We’ve already noted improvements under the National Roads Programme with works soon to begin on the much needed Dunkettle Interchange Upgrade in Cork. This represents a €215 million investment by the state set to deliver a free-flowing interchange on one of the busiest junctions in the country. Furthermore, progress will be made on the N5 Ballaghaderreen to Scramogue in Co. Roscommon, the N69 Listowel Bypass in Kerry, and the N59 Bypass in Co Galway.
Housing, Schools, and Healthcare
Another big focus of this budget is to tackle Ireland’s shortcomings around social housing, schools, and healthcare. Design and Build public tenders are to increase massively for the coming year. Contractors targeting social housing are set to be busy well beyond 2021. The Department for Housing has been allocated €5.2 billion to tackle the chronic shortage throughout the country.
An ambitious target of just under 9000 homes is to be built. A further €700 million worth of contracts are currently out for tender from the Department of Education.
It is envisaged that up to 30 new Design and Build school projects will be on-site in the year 2021. In healthcare, just under €500m in funding for an additional 2,600 beds across the public healthcare system. Whether the targets are achieved or not, the boost here for activity and employment is immense.
With more and more people working from home, we all knew that the commercial property sector was in trouble. But when the news broke in September that Google pulled out of its plans to lease 202,000 sq ft of the newly constructed Sorting Office on Dublin’s docklands it really hit home.
Demand for hotels, office space and specific areas of retail has fundamentally changed since the arrival of COVID-19. However, thanks to certain areas of the private sector such as Data Centres, Pharmaceuticals, and Residential Developments, private sector construction should continue to perform well.
According to Host in Ireland, Ireland holds 25% of Data Centre market in Europe. We continue to hear news of massive investment in data centres such as the new tech giant Tik Tok planning to build a €420 million facility over the coming years.
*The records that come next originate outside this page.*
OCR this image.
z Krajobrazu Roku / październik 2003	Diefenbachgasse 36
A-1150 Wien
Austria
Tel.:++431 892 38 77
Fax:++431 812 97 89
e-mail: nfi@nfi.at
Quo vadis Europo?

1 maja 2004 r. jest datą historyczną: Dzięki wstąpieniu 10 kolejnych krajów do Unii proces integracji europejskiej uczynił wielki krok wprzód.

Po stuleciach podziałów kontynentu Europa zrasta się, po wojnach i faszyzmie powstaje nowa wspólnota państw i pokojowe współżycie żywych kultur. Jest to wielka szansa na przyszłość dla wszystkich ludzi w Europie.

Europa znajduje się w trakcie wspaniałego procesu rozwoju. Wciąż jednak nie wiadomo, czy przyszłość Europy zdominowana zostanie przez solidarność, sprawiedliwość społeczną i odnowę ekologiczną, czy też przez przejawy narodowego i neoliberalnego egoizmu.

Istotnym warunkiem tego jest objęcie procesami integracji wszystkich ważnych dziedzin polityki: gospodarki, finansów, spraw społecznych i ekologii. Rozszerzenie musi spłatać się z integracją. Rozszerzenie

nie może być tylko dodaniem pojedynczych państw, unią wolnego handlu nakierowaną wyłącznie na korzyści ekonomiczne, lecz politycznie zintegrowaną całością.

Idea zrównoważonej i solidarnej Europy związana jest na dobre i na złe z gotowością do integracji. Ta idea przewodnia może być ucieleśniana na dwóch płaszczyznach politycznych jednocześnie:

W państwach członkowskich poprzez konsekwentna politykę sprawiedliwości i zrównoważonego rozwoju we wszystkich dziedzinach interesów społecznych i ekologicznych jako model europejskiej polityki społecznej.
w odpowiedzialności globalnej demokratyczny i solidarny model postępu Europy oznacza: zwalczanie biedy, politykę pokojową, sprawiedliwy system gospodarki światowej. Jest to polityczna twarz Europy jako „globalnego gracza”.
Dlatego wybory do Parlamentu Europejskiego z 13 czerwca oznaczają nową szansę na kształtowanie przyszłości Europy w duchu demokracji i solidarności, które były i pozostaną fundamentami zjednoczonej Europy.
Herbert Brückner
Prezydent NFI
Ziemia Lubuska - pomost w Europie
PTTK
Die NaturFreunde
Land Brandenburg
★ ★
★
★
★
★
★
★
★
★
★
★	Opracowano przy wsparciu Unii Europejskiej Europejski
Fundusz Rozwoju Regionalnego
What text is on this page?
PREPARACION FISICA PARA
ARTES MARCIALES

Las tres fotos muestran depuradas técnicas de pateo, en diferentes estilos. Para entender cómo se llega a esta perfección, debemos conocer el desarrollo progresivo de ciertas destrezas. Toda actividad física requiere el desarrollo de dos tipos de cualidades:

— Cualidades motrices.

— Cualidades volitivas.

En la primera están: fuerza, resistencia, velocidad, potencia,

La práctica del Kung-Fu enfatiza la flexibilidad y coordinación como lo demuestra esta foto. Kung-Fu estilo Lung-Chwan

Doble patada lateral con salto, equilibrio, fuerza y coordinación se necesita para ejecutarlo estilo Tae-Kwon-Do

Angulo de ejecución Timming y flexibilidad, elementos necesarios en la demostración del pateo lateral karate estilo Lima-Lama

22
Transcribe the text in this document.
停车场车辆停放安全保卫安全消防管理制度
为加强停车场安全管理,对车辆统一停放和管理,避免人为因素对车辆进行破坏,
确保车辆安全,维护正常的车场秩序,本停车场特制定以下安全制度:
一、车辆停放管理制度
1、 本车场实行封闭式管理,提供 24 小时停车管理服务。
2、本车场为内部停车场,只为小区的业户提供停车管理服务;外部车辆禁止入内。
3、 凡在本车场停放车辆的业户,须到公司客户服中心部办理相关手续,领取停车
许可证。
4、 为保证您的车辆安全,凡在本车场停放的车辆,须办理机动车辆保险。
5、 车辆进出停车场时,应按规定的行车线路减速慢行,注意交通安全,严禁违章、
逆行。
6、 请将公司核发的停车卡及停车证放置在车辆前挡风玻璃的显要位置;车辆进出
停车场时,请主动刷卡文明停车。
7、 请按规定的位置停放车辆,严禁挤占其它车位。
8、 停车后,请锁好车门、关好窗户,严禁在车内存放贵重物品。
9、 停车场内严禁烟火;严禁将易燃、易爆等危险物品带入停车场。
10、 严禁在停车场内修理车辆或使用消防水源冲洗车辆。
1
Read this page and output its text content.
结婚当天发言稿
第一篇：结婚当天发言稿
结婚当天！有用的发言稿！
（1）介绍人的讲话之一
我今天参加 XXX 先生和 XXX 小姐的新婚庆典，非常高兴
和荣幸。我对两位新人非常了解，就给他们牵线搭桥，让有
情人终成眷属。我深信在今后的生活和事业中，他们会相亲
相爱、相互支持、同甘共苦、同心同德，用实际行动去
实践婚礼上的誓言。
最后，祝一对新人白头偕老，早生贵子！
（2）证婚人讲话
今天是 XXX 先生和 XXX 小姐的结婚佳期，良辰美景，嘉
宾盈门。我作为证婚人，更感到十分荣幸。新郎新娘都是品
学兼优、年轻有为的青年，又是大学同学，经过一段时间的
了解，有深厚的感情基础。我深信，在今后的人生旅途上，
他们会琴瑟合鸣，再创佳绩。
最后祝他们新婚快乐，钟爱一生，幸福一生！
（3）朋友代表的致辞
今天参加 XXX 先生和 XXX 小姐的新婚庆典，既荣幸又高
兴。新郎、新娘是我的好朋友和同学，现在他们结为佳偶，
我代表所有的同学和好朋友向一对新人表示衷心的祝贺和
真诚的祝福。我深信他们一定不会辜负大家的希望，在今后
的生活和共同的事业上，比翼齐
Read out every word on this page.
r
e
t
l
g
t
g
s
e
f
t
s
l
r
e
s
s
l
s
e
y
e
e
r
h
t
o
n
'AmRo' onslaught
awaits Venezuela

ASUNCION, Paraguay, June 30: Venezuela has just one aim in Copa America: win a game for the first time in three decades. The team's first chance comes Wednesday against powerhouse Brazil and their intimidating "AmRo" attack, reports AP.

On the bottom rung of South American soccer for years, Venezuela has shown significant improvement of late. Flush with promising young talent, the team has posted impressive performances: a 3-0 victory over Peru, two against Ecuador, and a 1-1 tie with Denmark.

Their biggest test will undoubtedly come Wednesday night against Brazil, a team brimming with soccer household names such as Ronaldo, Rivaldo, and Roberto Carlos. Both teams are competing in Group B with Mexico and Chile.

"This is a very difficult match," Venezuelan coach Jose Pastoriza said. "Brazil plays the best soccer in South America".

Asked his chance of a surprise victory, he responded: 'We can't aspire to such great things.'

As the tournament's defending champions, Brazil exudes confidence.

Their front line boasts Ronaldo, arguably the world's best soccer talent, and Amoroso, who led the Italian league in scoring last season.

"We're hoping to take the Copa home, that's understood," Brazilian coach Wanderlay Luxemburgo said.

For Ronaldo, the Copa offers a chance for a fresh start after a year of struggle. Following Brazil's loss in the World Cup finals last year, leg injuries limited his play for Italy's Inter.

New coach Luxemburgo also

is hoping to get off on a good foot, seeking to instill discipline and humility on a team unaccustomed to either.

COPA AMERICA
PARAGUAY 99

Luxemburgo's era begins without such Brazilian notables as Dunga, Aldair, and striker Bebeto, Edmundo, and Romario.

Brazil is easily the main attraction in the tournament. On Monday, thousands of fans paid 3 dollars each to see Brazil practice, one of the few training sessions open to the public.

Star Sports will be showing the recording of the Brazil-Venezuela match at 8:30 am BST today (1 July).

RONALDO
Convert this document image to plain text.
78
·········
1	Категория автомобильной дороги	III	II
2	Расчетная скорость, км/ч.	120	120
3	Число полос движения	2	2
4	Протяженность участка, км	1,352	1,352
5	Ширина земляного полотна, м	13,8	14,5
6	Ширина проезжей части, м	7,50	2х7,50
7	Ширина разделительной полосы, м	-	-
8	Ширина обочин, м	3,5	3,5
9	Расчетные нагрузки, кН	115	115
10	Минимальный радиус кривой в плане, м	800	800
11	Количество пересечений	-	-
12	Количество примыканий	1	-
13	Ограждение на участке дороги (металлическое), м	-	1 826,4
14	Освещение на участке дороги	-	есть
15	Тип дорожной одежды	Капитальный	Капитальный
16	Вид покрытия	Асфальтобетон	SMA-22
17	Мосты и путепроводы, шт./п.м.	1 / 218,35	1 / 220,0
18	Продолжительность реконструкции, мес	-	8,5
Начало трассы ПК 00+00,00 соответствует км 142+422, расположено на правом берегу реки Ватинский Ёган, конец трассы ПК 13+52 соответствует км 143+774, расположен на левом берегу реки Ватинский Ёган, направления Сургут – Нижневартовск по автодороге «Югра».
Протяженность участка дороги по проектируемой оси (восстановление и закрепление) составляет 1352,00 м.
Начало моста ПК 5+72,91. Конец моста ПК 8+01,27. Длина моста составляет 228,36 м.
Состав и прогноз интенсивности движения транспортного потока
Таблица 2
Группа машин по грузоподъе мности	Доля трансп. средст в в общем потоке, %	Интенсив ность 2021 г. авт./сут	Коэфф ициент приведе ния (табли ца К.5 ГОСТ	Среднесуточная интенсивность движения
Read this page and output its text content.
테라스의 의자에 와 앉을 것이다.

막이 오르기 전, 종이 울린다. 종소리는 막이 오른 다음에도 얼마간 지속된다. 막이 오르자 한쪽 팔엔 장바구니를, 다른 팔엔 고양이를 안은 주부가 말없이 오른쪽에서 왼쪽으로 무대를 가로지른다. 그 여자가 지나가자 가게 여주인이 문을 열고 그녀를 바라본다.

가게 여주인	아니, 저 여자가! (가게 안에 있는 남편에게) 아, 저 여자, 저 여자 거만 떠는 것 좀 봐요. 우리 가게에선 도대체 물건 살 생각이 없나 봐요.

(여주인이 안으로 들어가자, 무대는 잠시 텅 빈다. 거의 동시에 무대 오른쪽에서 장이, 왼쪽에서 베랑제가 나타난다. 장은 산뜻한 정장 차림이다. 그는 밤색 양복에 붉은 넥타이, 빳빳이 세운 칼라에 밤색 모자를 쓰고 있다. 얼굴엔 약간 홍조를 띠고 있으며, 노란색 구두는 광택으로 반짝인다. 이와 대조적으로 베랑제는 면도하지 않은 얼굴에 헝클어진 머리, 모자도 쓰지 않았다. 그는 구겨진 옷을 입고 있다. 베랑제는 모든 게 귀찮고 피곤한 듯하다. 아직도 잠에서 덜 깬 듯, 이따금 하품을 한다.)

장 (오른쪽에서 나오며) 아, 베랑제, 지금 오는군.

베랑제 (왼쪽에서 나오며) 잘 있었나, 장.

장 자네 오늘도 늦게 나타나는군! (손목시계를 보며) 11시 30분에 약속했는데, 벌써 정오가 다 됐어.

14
Contractors are busy on sites in Clonee, Drogheda, and Grangecastle for some of the largest multinational tech giants in the world.
The construction of these data centres is big business for the Irish construction market. It is estimated that €4.5 billion worth of foreign direct investment by 2025, this is a crucial industry that will assist in keeping the market moving.
According to Construction Information Services, in September of this year, almost 6000 residential units had been approved for planning across Ireland, representing a total build cost of €1.3 billion. Residential investment in Q3 of this year saw an increase of nearly 50% when compared to 2019, representing over 15,000 housing units. A truly remarkable sign of intent and market confidence from developers in Ireland.
As part of budget 2021, the help to buy and stamp duty refund schemes have been extended which have in no doubt contributed to the optimism in the market for new home delivery into next year.
2020 has been a year of severe economic damage and general uncertainty for the future. But some sectors such as construction, look set to emerge much better off than others.
Perhaps it’s a combination of Ireland’s fundamental societal issues around housing, nursing homes, and hospital capacity that will drive the industry forward over the coming years.
Just as importantly, the strong presence of the large MNCs, who continue to expand their operations and invest in new facilities across the technology and pharmaceutical sectors, keeping Irish contractors busy and employment numbers up.
All in all, perhaps 2021 looks a lot more positive than once thought.